Arguments of Credit Suisse AG
- In its petition, credit Suisse claimed that SpiceJet availed the services of a Swiss firm, SR Technics, for maintenance, repair and overhauling of aircraft engines, modules, components, assemblies and parts that are mandatory for its operations.
- An agreement was into for a period of 10 years on 24 November 2011. On 24 August 2012, a supplemental agreement was entered into to change certain terms of the deal.
- SR Technics assigned all its present and future rights to receive payments under the agreement to Credit Suisse. This included the bills of exchange issued by SpiceJet pursuant to the two agreements.
- Credit Suisse submitted that it was entitled to receive payments of the monies due under seven invoices from SpiceJet totaling $24 million.
- Credit Suisse stated SpiceJet had acknowledged the debt from time to time by issuing certificates of acceptance in relation to the bills of exchange, which implied the airline hadn’t disputed the claims made in the invoices.
- Despite repeated requests, SpiceJet didn’t make payments under the various invoices the Swiss company said.
- Since the airline didn’t honor its commitment, Credit Suisse approached the Madras High Court under the Companies Act, seeking the liquidation of the airline.
- The company filed a petition under Sections 433 (e) and (f) and 434, read with 439, of the companies Act.
The company petition was filed under section 433 (e) and (f) r/w section 434 (1) and 439 (1) (b) of the Companies Act, 1956, praying for an order to wind up Spicejet Limited and appoint an official liquidator with powers under section 448 of the Companies Act to take charge of the assets. While section 433 underscores the circumstances in which a company may be wound up, section 434 states as to when a company can be deemed to be unable to pay its debts. Section 439 deals with provisions as to applications for winding up.
Court rejected SpiceJet’s arguments
- The high court dwelled upon the scope of the companies act and the circumstances in which a company may be wound up.
- According to the law, there should be an outstanding debt of over Rs 500, a notice in writing to be delivered at the registered office of the debtor company, and a neglect on the part of the debtor either to pay the money demanded within a period of three weeks or to secure or compound for it to the reasonable satisfaction of the creditor.
- The court gave its opinion on SpiceJet’s argument related to stamping of bills of exchange, the same will be examined at the time when the actual enforcement or examination of the claim of the petitioner by the official liquidator takes place.

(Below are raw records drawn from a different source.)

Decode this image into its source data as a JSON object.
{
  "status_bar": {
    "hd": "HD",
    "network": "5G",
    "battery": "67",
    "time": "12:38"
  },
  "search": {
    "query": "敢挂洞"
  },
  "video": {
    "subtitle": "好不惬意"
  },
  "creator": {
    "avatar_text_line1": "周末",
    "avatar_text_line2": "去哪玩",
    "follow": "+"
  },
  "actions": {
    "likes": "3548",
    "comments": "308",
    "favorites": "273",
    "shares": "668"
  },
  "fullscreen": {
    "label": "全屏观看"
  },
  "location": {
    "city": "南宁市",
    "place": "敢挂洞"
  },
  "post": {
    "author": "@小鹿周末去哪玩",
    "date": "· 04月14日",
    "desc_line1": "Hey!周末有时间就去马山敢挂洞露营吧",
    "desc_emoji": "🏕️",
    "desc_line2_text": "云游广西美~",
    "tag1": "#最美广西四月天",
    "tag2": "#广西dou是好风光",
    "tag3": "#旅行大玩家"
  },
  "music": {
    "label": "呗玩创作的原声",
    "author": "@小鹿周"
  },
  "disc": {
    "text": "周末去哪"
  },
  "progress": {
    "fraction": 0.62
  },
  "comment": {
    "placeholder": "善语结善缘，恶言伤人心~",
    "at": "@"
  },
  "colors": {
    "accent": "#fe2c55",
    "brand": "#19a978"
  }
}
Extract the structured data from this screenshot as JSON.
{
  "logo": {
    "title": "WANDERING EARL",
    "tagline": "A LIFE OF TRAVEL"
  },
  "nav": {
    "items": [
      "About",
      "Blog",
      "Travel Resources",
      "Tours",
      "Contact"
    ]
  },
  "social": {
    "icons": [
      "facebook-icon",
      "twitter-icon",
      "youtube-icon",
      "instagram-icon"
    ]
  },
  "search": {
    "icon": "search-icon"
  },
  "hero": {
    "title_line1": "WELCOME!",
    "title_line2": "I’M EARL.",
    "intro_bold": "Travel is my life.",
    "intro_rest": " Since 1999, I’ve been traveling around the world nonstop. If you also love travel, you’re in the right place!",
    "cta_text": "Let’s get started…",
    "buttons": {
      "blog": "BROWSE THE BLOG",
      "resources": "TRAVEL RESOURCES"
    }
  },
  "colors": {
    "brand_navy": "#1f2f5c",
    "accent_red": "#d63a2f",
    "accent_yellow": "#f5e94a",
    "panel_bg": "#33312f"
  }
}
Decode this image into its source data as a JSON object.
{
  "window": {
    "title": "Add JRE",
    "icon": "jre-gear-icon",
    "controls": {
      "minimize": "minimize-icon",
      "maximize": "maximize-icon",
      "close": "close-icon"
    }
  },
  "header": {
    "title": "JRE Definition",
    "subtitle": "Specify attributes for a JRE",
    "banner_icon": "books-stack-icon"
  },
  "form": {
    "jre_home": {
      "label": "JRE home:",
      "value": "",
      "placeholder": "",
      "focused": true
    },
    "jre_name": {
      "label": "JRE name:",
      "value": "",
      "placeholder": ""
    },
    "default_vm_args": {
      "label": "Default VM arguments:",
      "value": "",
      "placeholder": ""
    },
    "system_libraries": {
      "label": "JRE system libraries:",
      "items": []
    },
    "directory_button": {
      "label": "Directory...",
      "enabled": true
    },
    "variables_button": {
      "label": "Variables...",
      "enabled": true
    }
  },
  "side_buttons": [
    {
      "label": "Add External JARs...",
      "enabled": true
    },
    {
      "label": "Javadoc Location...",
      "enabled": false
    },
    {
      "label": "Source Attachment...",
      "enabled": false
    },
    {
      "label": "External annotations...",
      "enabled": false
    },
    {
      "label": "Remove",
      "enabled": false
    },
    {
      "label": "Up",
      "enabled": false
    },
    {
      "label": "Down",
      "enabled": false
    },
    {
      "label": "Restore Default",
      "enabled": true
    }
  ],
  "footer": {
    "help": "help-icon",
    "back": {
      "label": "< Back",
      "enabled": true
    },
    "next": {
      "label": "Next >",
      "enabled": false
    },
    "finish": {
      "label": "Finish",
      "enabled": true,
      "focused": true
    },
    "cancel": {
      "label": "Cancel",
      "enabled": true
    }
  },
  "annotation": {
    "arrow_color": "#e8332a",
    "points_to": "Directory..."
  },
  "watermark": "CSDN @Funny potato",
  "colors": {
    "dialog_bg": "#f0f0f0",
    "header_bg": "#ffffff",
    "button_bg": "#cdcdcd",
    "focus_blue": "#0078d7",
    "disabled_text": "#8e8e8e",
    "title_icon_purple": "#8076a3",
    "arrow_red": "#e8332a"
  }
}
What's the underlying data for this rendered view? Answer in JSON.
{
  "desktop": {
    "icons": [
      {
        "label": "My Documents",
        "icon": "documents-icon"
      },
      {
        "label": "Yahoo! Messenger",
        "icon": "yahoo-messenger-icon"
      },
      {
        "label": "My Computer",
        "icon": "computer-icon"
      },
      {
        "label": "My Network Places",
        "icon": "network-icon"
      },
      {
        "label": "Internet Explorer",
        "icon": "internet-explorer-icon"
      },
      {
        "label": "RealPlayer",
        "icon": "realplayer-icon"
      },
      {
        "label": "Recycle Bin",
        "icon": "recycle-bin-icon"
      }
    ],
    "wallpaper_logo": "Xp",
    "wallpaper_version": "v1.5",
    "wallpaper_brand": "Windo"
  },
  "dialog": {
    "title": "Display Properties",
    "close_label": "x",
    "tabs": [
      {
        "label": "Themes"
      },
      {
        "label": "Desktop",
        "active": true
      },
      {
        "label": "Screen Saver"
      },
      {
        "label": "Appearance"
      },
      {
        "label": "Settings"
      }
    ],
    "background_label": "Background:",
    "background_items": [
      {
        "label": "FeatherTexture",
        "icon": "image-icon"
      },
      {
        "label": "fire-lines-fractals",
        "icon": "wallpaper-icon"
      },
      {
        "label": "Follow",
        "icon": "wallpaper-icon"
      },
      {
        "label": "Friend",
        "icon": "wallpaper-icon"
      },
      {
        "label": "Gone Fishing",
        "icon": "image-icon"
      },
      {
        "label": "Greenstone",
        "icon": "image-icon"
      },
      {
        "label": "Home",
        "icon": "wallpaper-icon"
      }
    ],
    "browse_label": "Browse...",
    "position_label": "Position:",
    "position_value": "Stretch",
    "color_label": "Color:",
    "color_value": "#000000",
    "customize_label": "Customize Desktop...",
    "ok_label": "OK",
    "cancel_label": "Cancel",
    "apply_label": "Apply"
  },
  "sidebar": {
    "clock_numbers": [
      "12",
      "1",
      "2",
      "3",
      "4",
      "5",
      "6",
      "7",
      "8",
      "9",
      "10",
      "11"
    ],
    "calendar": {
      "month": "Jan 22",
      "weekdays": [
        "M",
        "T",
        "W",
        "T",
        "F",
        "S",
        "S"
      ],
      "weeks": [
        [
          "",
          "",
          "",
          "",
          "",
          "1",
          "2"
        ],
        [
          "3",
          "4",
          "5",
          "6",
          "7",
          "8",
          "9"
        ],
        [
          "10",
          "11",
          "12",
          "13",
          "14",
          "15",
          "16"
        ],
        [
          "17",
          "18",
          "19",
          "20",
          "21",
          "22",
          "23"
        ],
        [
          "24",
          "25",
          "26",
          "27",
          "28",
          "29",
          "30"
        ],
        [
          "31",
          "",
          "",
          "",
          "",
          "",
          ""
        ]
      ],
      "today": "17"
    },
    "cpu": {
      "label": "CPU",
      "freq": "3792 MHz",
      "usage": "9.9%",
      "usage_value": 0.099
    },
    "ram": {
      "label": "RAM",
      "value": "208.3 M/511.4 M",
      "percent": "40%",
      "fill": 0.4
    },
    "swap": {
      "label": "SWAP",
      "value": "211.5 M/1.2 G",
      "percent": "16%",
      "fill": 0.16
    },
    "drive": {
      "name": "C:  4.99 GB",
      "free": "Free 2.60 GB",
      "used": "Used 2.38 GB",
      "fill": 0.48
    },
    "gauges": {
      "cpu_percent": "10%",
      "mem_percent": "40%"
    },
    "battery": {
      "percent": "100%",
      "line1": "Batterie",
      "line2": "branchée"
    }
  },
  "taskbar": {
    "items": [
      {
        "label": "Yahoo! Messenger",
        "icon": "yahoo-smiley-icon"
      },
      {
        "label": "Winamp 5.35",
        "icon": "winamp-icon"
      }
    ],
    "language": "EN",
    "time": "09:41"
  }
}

- It added that SpiceJet chose to carry on a business transaction with SR Technics despite knowing that it did not have DGCA approval.
- SpiceJet’s argument related to stamping of bills of exchange, the court said the same will be examined at the time when the actual enforcement or examination of the claim of the petitioner by the official liquidator takes place. SpiceJet chose to carry on a business transaction with SR Technics despite knowing that it did not have DGCA approval.